Fux alerta juízes sobre os efeitos da Recomendação nº 62 do CNJ


• A morte da sociedade

A pandemia do novo coronavírus, como se sabe, está sendo usada por vários juízes para mandar soltar presos. E o ministro Luiz Fux, futuro presidente (setembro vem aí) do STF, já se posicionou contra a liberação em massa de presidiários.

Ele articulou uma frase com 46 palavras:

“Os juízes criminais devem ter em mente que o Conselho Nacional de Justiça ‘recomendou’ e não ‘determinou’ a liberação dos presos em regime semiaberto, sob pena de a dose dos remédios recomendados matar a sociedade doente e gerar uma crise sem precedentes na segurança pública nacional.”

Sem a inclusão de nome algum, foi um recado direto para Dias Toffoli, presidente do STF e do CNJ e signatário da infeliz Recomendação nº 62/2020. E, por extensão, também para vários juízes gaúchos de primeiro grau.

• Palavrão? Não!

A cada dia, a Covid-19 produz ou reintroduz uma palavra ou expressão que fica na moda do vocabulário popular: hidroxicloroquina, home-office, lockdown, pandemia, verticalidade, isolamento social, etc. No fim-de-semana ganhou ênfase uma tal de comorbidade.

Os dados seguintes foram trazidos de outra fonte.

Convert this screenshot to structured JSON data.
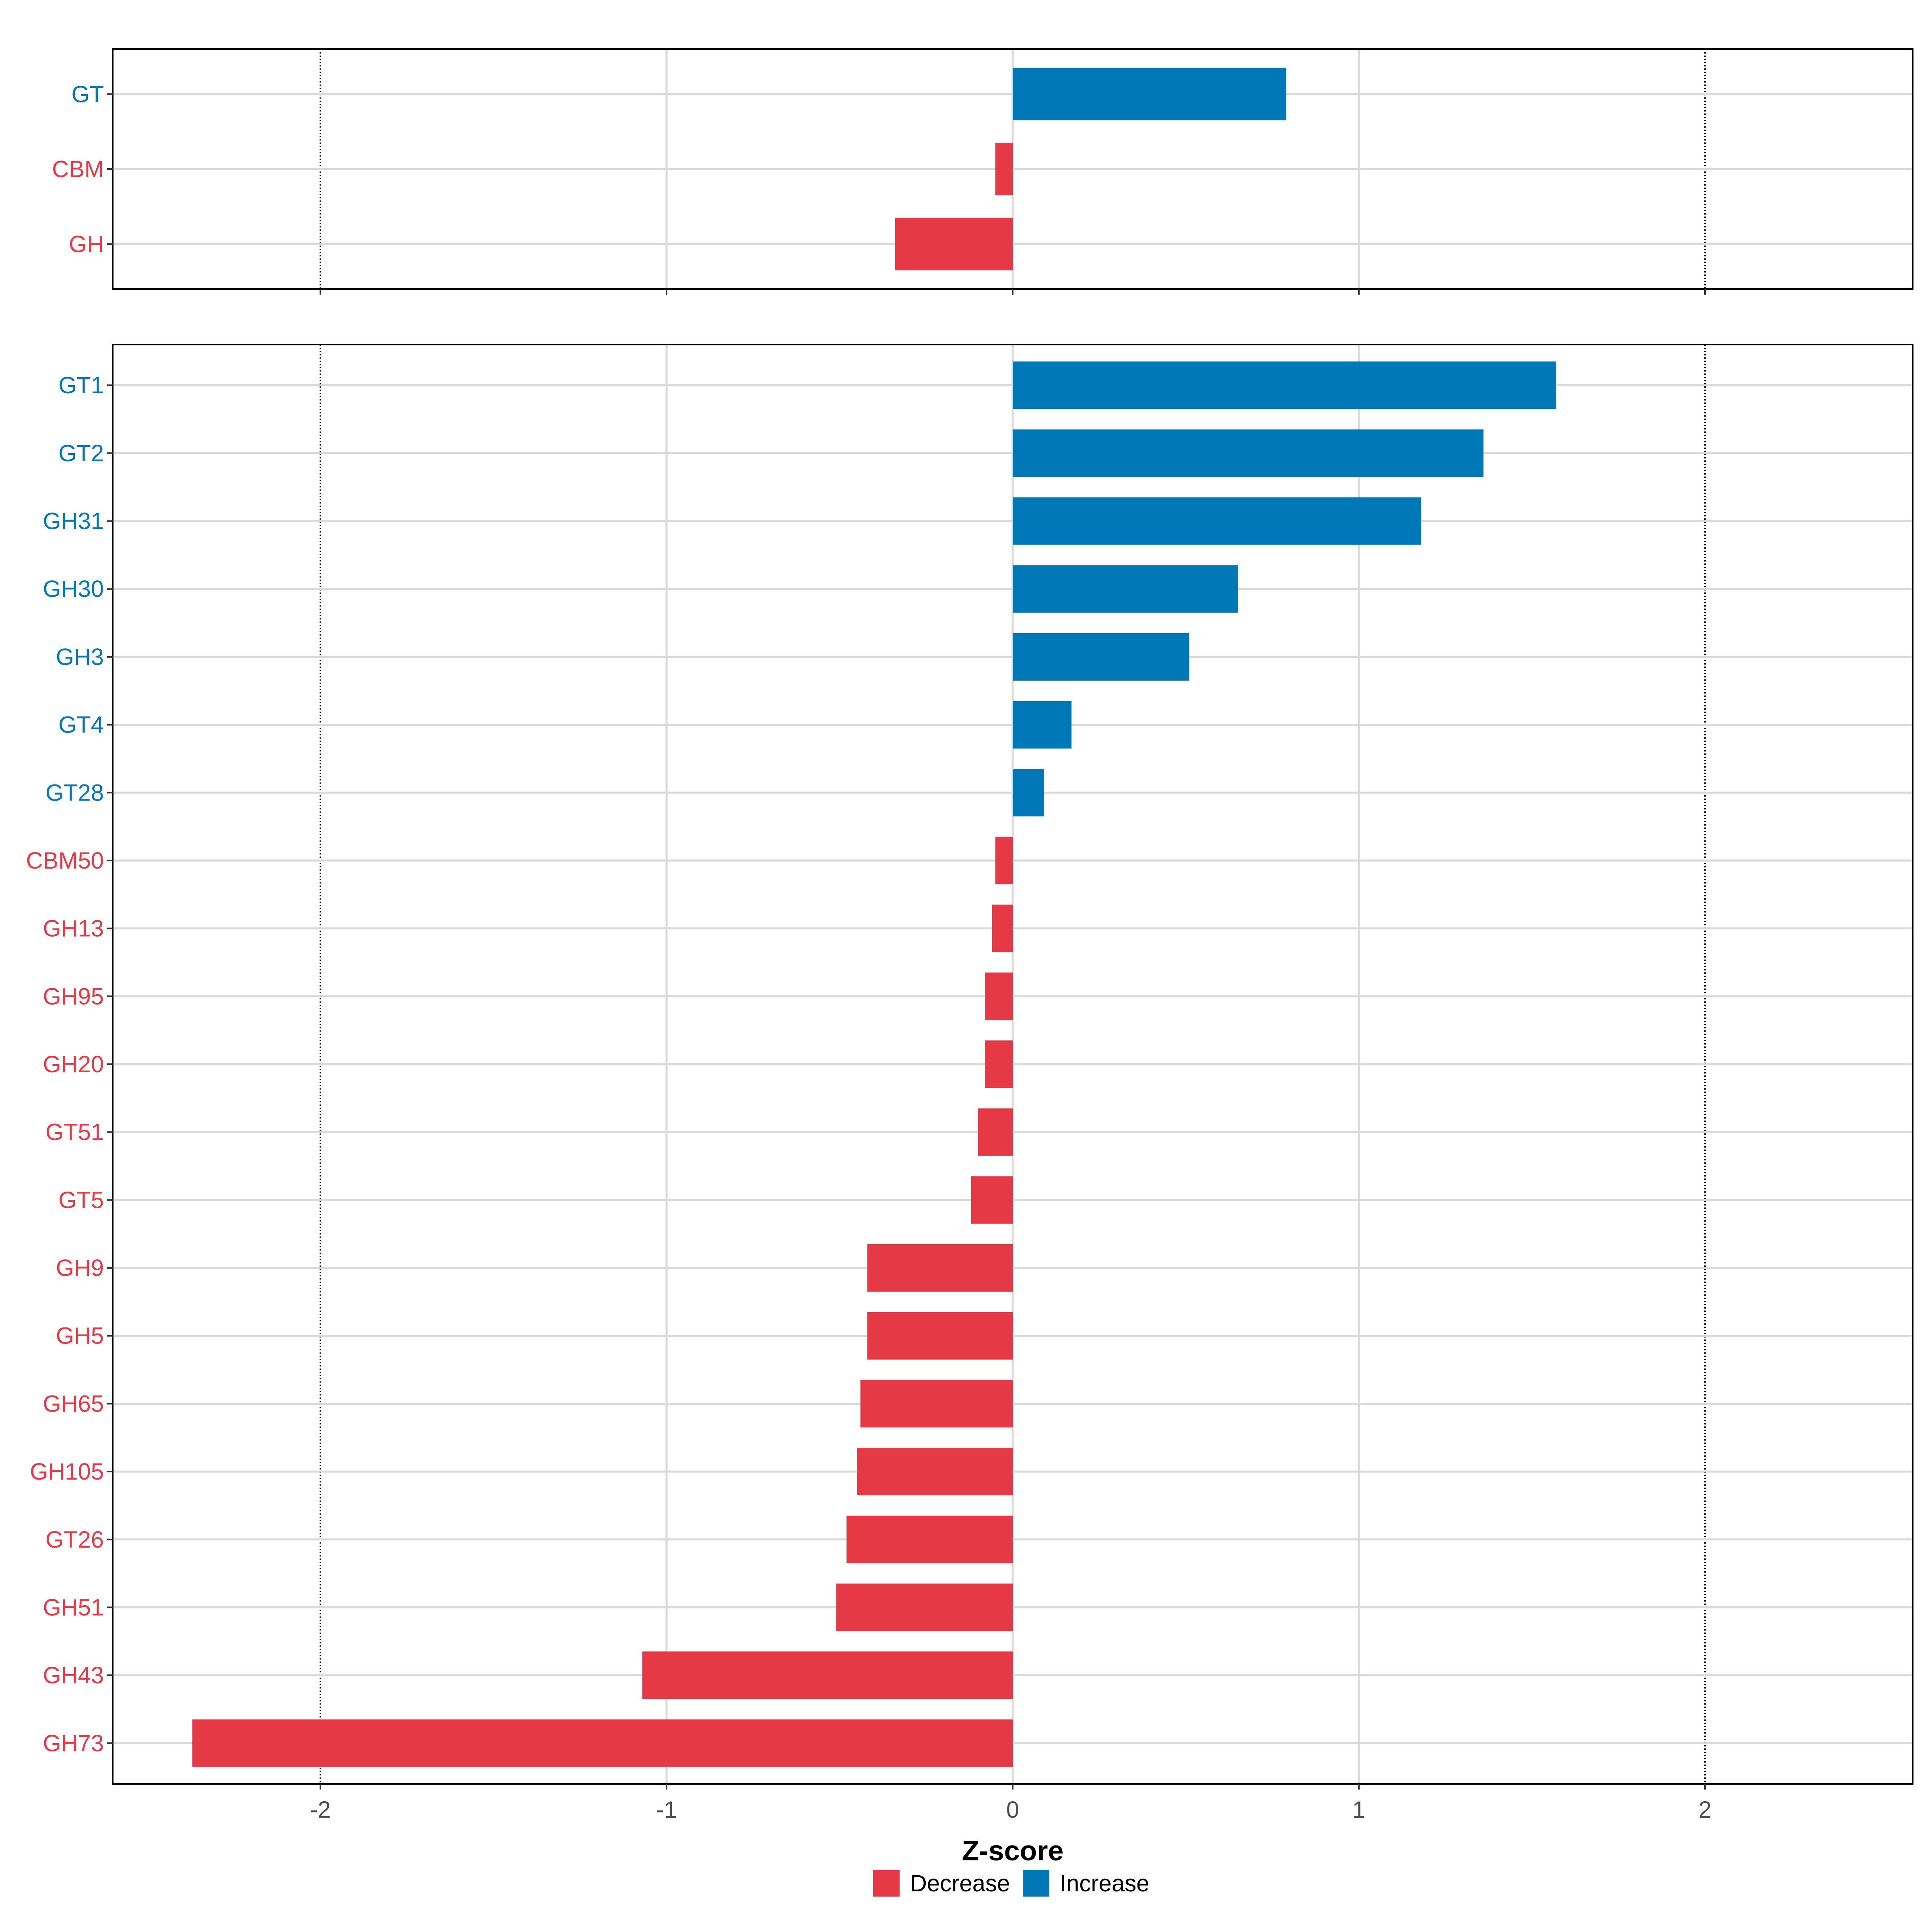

Como o Espaço Vital nunca tinha ouvido falar na dita comorbidade e também não a encontrou em dicionários digitais, pediu ao professor Paulo Flávio Ledur que definisse.

Ele explicou: “Comorbidade (co = com + morbidade) refere-se ao caso em que duas ou mais doenças convivem. Por exemplo: coronavírus que atinge alguém portador de alguma outra doença, como hipertensão e/ou diabetes, entre outras”.

Distância dela, então!

 O impedimento de juízes parentes

O STF marcou para o dia 17 o julgamento - em sessão virtual - de um dos temas mais relevantes, e controversos, para juízes e advogados. Trata-se de ação direta de inconstitucionalidade ajuizada pela Associação dos Magistrados Brasileiros contra a regra do CPC acerca do impedimento dos juízes em casos os quais estejam envolvidos clientes do escritório de advocacia do cônjuge ou parente até o terceiro grau.

Segundo o artigo 144, inciso VIII, do CPC, há impedimento do juiz nos processos em que figure como parte cliente do escritório de advocacia de seu cônjuge, companheiro ou parente, consanguíneo, mesmo que patrocinado por advogado de outro escritório.

A entidade que representa a magistratura sustenta que “o juiz não tem como saber se uma das partes é cliente de advogado que se enquadre na regra de impedimento, porque não há essa informação no processo”.

A PGR já se posicionou contra o pedido da AMB. O relator é o ministro Edson Fachin. (ADI nº 5953).

 Melhores sinais na Europa

Países mais atingidos pelo novo coronavírus na Europa, Espanha e Itália registraram queda no número de mortos , o que pode indicar que a doença chegou ao seu pico em ambos. Na nação ibérica, o número de vítimas fatais caiu pelo terceiro dia consecutivo e foi o menor em 12 dias: foram 674 óbitos.

Na Itália, foram 525 falecimentos, número mais baixo desde 23 de março. Os governos espanhol e italiano, mesmo com a redução, adotam cautela e só devem suavizar as medidas de isolamento quando os cientistas sinalizarem essa possibilidade.

Somados, os dois países contabilizam quase 260 mil casos e mais de 28 mil mortes.

 Piores sinais em casa

A ministra Damares Alves anunciou que as agressões contra a mulher aumentaram 9% de 16 a 31 de março, quando a quarentena começou efetivamente, em comparação aos primeiros 15 dias do mês.

O retrato dos 31 dias de março é ainda mais cruel. O Ministério da Mulher, Família e dos Direitos Humanos contabilizou 10 mil denúncias de violência doméstica: 17,6% a mais do que as 8,5 mil do mesmo período de 2019.

O canal voltado à proteção de crianças, idosos, LGBTs e outras minorias registrou crescimento de 23,5% nas denúncias. Passou de 17 mil para 21 mil no mesmo período.